Apples bloom In the budding process, the sun finally rose before the alarm sounded, and Google CEO Sundar Pichai was wiping the lens of his Gemini-powered smart glasses. You know what this means: Google I/O is time again.
Google will be fully involved in its annual I/O developer meeting, which will begin Tuesday, May 20. The event will be held at the Shoreline Amphitheater in Mountain View, California, just on the way to Google's headquarters. The keynote starts at 10 a.m. Tuesday and as usual, it will be broadcast live.
Expect to hear and see updates about Android 16, the latest information on Google XR glasses, how AI changes the search experience and how the Gemini interface evolves and enters more Google’s platform.
Google's keynote address should be open with Pichai's comments before the team launches all new content Tuesday, May 20 exist PDT 10 am (EDT at 1pm and BST at 6pm). You can watch it on Google's I/O website or Google's YouTube channel. The video feed is also embedded at the top of this page. Google also provides a feed of American Sign Language.
Be sure to listen on our Google I/O Live blog where the cable team will provide the latest news updates and analytics all announcements. Once we approach the main event, we will post a link to LiveBlog here.
In addition to the main keynote, a developer-centric keynote was followed by a PDT (EDT 4:30).

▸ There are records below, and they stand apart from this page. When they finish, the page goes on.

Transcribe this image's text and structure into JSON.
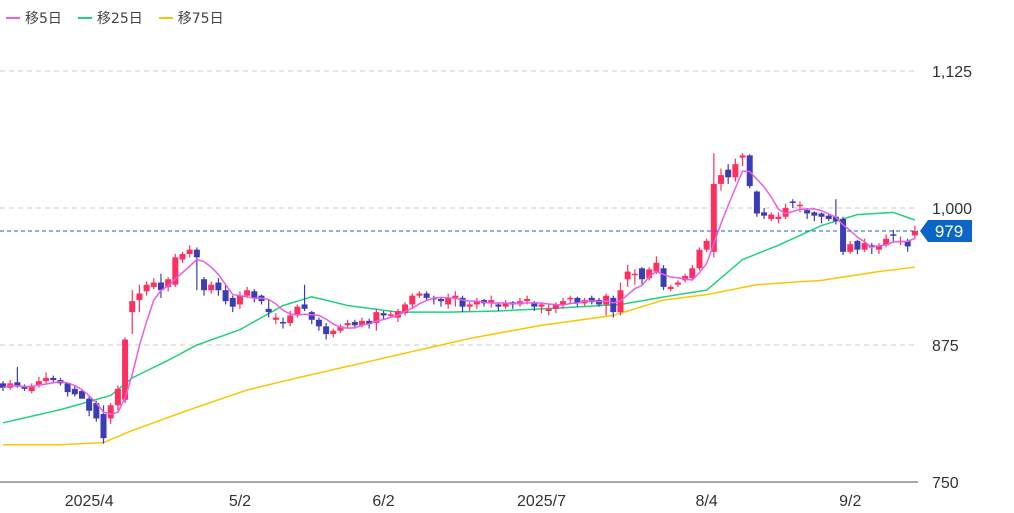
{
  "legend": [
    {
      "label": "移5日",
      "color": "#e85ee8"
    },
    {
      "label": "移25日",
      "color": "#1fd27c"
    },
    {
      "label": "移75日",
      "color": "#ffc400"
    }
  ],
  "colors": {
    "up": "#ff3060",
    "down": "#3c3cb4",
    "price_line": "#1a66c8",
    "price_label_bg": "#0b66c8",
    "grid": "#cccccc"
  },
  "chart_data": {
    "type": "candlestick",
    "ylim": [
      750,
      1150
    ],
    "y_ticks": [
      {
        "value": 1125,
        "label": "1,125"
      },
      {
        "value": 1000,
        "label": "1,000"
      },
      {
        "value": 875,
        "label": "875"
      },
      {
        "value": 750,
        "label": "750"
      }
    ],
    "x_ticks": [
      {
        "index": 12,
        "label": "2025/4"
      },
      {
        "index": 33,
        "label": "5/2"
      },
      {
        "index": 53,
        "label": "6/2"
      },
      {
        "index": 75,
        "label": "2025/7"
      },
      {
        "index": 98,
        "label": "8/4"
      },
      {
        "index": 118,
        "label": "9/2"
      }
    ],
    "grid": true,
    "current_price": {
      "value": 979,
      "label": "979"
    },
    "ohlc": [
      [
        840,
        842,
        833,
        836
      ],
      [
        836,
        843,
        834,
        840
      ],
      [
        841,
        855,
        836,
        837
      ],
      [
        837,
        839,
        833,
        835
      ],
      [
        833,
        840,
        831,
        838
      ],
      [
        838,
        846,
        836,
        842
      ],
      [
        842,
        850,
        840,
        845
      ],
      [
        845,
        847,
        840,
        843
      ],
      [
        843,
        845,
        838,
        840
      ],
      [
        840,
        841,
        828,
        832
      ],
      [
        835,
        838,
        828,
        830
      ],
      [
        833,
        834,
        826,
        826
      ],
      [
        826,
        828,
        810,
        815
      ],
      [
        822,
        824,
        805,
        808
      ],
      [
        812,
        820,
        785,
        790
      ],
      [
        808,
        822,
        803,
        820
      ],
      [
        820,
        838,
        815,
        835
      ],
      [
        825,
        882,
        822,
        880
      ],
      [
        905,
        925,
        885,
        915
      ],
      [
        916,
        930,
        905,
        922
      ],
      [
        924,
        933,
        920,
        930
      ],
      [
        928,
        936,
        926,
        932
      ],
      [
        932,
        940,
        918,
        925
      ],
      [
        928,
        937,
        924,
        935
      ],
      [
        930,
        958,
        928,
        955
      ],
      [
        953,
        960,
        950,
        958
      ],
      [
        958,
        966,
        955,
        962
      ],
      [
        962,
        964,
        925,
        955
      ],
      [
        935,
        937,
        920,
        925
      ],
      [
        925,
        933,
        922,
        930
      ],
      [
        932,
        936,
        920,
        925
      ],
      [
        925,
        930,
        912,
        915
      ],
      [
        918,
        920,
        905,
        910
      ],
      [
        912,
        924,
        908,
        920
      ],
      [
        920,
        928,
        918,
        925
      ],
      [
        924,
        926,
        914,
        918
      ],
      [
        920,
        921,
        912,
        915
      ],
      [
        908,
        916,
        900,
        905
      ],
      [
        898,
        904,
        894,
        900
      ],
      [
        896,
        900,
        890,
        895
      ],
      [
        895,
        906,
        892,
        902
      ],
      [
        902,
        912,
        900,
        910
      ],
      [
        912,
        930,
        906,
        908
      ],
      [
        905,
        906,
        894,
        898
      ],
      [
        898,
        900,
        888,
        892
      ],
      [
        892,
        895,
        880,
        885
      ],
      [
        885,
        890,
        882,
        888
      ],
      [
        888,
        894,
        886,
        892
      ],
      [
        893,
        898,
        890,
        895
      ],
      [
        896,
        898,
        890,
        893
      ],
      [
        893,
        900,
        891,
        897
      ],
      [
        897,
        899,
        890,
        894
      ],
      [
        895,
        908,
        888,
        905
      ],
      [
        904,
        906,
        898,
        902
      ],
      [
        902,
        906,
        900,
        903
      ],
      [
        900,
        908,
        896,
        906
      ],
      [
        904,
        914,
        902,
        912
      ],
      [
        912,
        922,
        908,
        920
      ],
      [
        920,
        924,
        918,
        922
      ],
      [
        922,
        924,
        916,
        918
      ],
      [
        918,
        920,
        912,
        917
      ],
      [
        917,
        918,
        910,
        915
      ],
      [
        912,
        922,
        908,
        918
      ],
      [
        918,
        924,
        910,
        920
      ],
      [
        918,
        920,
        905,
        910
      ],
      [
        910,
        914,
        906,
        912
      ],
      [
        912,
        918,
        908,
        915
      ],
      [
        916,
        917,
        910,
        913
      ],
      [
        913,
        920,
        909,
        916
      ],
      [
        912,
        914,
        906,
        910
      ],
      [
        910,
        916,
        908,
        913
      ],
      [
        914,
        915,
        908,
        912
      ],
      [
        912,
        918,
        910,
        915
      ],
      [
        915,
        920,
        912,
        917
      ],
      [
        914,
        915,
        906,
        910
      ],
      [
        910,
        914,
        904,
        912
      ],
      [
        906,
        912,
        902,
        908
      ],
      [
        908,
        914,
        904,
        912
      ],
      [
        912,
        918,
        908,
        915
      ],
      [
        918,
        920,
        912,
        918
      ],
      [
        918,
        919,
        910,
        913
      ],
      [
        913,
        918,
        910,
        916
      ],
      [
        918,
        920,
        912,
        914
      ],
      [
        916,
        918,
        910,
        912
      ],
      [
        912,
        922,
        902,
        920
      ],
      [
        918,
        920,
        900,
        905
      ],
      [
        905,
        932,
        902,
        925
      ],
      [
        935,
        948,
        928,
        942
      ],
      [
        940,
        944,
        930,
        940
      ],
      [
        945,
        946,
        930,
        935
      ],
      [
        936,
        946,
        934,
        944
      ],
      [
        942,
        956,
        940,
        950
      ],
      [
        945,
        948,
        925,
        928
      ],
      [
        926,
        930,
        924,
        928
      ],
      [
        930,
        934,
        928,
        932
      ],
      [
        934,
        940,
        932,
        938
      ],
      [
        936,
        948,
        934,
        945
      ],
      [
        945,
        964,
        943,
        962
      ],
      [
        962,
        972,
        960,
        970
      ],
      [
        960,
        1050,
        955,
        1022
      ],
      [
        1022,
        1036,
        1016,
        1030
      ],
      [
        1035,
        1040,
        1022,
        1028
      ],
      [
        1028,
        1045,
        1024,
        1040
      ],
      [
        1046,
        1050,
        1038,
        1048
      ],
      [
        1048,
        1049,
        1018,
        1020
      ],
      [
        1015,
        1016,
        992,
        995
      ],
      [
        996,
        1000,
        990,
        993
      ],
      [
        990,
        996,
        988,
        994
      ],
      [
        990,
        996,
        986,
        992
      ],
      [
        992,
        1004,
        990,
        1000
      ],
      [
        1006,
        1008,
        1000,
        1005
      ],
      [
        1003,
        1006,
        996,
        1003
      ],
      [
        998,
        1000,
        990,
        995
      ],
      [
        996,
        997,
        988,
        993
      ],
      [
        995,
        996,
        986,
        992
      ],
      [
        993,
        994,
        988,
        990
      ],
      [
        992,
        1008,
        985,
        988
      ],
      [
        990,
        992,
        957,
        960
      ],
      [
        960,
        970,
        958,
        967
      ],
      [
        970,
        971,
        958,
        962
      ],
      [
        962,
        972,
        960,
        968
      ],
      [
        966,
        968,
        958,
        964
      ],
      [
        962,
        968,
        958,
        966
      ],
      [
        966,
        976,
        964,
        972
      ],
      [
        976,
        980,
        968,
        975
      ],
      [
        970,
        974,
        966,
        970
      ],
      [
        970,
        972,
        960,
        965
      ],
      [
        975,
        984,
        972,
        979
      ]
    ],
    "ma25": [
      [
        0,
        804
      ],
      [
        8,
        816
      ],
      [
        15,
        829
      ],
      [
        18,
        845
      ],
      [
        23,
        861
      ],
      [
        27,
        875
      ],
      [
        33,
        889
      ],
      [
        39,
        911
      ],
      [
        43,
        919
      ],
      [
        48,
        911
      ],
      [
        55,
        905
      ],
      [
        62,
        905
      ],
      [
        69,
        906
      ],
      [
        78,
        909
      ],
      [
        86,
        912
      ],
      [
        94,
        921
      ],
      [
        98,
        925
      ],
      [
        103,
        953
      ],
      [
        108,
        966
      ],
      [
        114,
        984
      ],
      [
        119,
        994
      ],
      [
        124,
        996
      ],
      [
        127,
        989
      ]
    ],
    "ma75": [
      [
        0,
        784
      ],
      [
        8,
        784
      ],
      [
        14,
        786
      ],
      [
        18,
        797
      ],
      [
        26,
        816
      ],
      [
        34,
        834
      ],
      [
        41,
        845
      ],
      [
        55,
        866
      ],
      [
        65,
        881
      ],
      [
        75,
        893
      ],
      [
        85,
        902
      ],
      [
        92,
        916
      ],
      [
        98,
        921
      ],
      [
        105,
        930
      ],
      [
        114,
        934
      ],
      [
        122,
        942
      ],
      [
        127,
        946
      ]
    ]
  }
}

So much AI. Indeed, that's most of what we expect to cover in Tuesday's keynote. Google has been building its machine intelligence work on all its platforms, integrating it into the main search experience, the main features of Android, and the company's various productivity tools. Remember that just a year ago, we first heard about the AI overview, so we might get the latest information on how AI-driven searches grow over the past year, and a roadmap for the next step.
Of course, we will also hear about Gemini updates and how to use the latest models on Android phones. Google has some projects that are still in the experimental stage (such as the next Gemini model, as well as its new AI search mode), and I/O is where Google usually pushes this content to a general version.
We've learned a lot about Android this year, as Google has shared in Android 16 design changes and new scam features for Android phones in Android 16. We also know that I/O may not announce any pixel or nest hardware. New phones and gadgets usually arrive in the fall.
Finally, we expect a major update to Google's XR efforts. The company showed off Android XR last year, let’s use AI-powered smart glasses to do the hands-on (face-to-face?). Android XR brings Gemini's chatbot-style voice interaction to a set of glasses and pairs with an onboard camera for computer vision. Codenamed Moohan Project, we want to see where these glasses are in their development cycle and updates that everyone can try.